When we sleep for fewer hours during the night and keep napping during the day, our bodies are denied the opportunity to grow well and repair body cells the natural way.

Below is a list of the benefits of natural light and darkness for overall health and well-being:

  • Natural light is great for vitamin D
  • wards of depression
  • reduces the effects of related to artificial light
  • skin and overall fast aging
  • better blood circulation
  • proper digestion at night
  • mental wellbeing
  • better focus
  • more creative
  • less stress, depression, anxiety
  • better mood
  • better immunity

The Last word

The use of artificial light during the night should be controlled to allow children to sleep well. We should also take advantage of natural daylight and avoid homes and office spaces lit up by artificial light.
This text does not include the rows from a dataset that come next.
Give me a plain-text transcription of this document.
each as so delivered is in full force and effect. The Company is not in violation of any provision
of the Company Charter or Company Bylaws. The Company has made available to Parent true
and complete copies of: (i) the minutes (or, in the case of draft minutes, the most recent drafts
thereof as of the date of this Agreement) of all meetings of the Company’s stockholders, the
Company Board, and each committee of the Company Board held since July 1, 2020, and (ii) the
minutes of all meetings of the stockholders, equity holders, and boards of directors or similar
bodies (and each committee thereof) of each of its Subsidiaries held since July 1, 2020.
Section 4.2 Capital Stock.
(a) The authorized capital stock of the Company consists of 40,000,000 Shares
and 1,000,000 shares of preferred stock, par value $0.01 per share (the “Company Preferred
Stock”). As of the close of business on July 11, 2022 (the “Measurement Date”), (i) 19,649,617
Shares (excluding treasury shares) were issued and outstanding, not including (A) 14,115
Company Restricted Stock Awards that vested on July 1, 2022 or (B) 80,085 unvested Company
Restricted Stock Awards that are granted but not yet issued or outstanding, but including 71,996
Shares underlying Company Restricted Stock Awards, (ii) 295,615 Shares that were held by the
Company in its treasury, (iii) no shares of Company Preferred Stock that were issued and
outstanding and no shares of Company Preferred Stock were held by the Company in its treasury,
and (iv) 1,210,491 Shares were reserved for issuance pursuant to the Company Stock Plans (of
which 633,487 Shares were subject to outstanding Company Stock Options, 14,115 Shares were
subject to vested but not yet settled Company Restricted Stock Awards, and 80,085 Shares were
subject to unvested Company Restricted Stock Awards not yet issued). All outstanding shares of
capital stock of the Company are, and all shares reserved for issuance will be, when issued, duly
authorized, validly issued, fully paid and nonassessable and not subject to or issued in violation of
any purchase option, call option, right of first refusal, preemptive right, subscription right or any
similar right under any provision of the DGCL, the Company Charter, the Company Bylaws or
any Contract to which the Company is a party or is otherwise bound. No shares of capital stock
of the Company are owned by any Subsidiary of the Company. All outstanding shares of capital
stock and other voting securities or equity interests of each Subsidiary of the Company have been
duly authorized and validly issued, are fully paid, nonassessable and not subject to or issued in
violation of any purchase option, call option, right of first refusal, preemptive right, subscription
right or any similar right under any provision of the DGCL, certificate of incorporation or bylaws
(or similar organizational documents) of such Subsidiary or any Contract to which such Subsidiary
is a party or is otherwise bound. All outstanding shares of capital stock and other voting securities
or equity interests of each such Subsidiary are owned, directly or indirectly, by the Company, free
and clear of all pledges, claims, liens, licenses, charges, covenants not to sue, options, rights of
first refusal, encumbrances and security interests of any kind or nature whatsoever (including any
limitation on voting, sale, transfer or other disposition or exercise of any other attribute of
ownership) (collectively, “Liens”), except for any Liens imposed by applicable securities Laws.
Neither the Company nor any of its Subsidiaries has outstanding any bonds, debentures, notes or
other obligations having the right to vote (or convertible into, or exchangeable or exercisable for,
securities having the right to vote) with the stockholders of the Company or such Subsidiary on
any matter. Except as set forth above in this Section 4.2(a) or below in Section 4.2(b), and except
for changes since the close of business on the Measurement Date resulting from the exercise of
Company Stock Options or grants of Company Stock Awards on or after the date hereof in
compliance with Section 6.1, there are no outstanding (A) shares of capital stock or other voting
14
Here is what happens when we embrace natural light and darkness:

  • The more time we spend under natural visible light and darkness the less time we spend using electric light, specifically the blue and green light emitted by fluorescent tubes and bulbs.
  • By learning, living, playing, and working in places that take advantage of natural light, we become less susceptible to dangers caused by artificial light.
  • We also spend less money to maintain artificial lighting in our homes, offices, and schools.
  • We experience less eye-strain when we interact with natural lighting.

The natural synchronization of natural daytime light and natural night-time darkness can lead to natural synchronization of the 24-hour solar-day activities for humans, animals, and plants.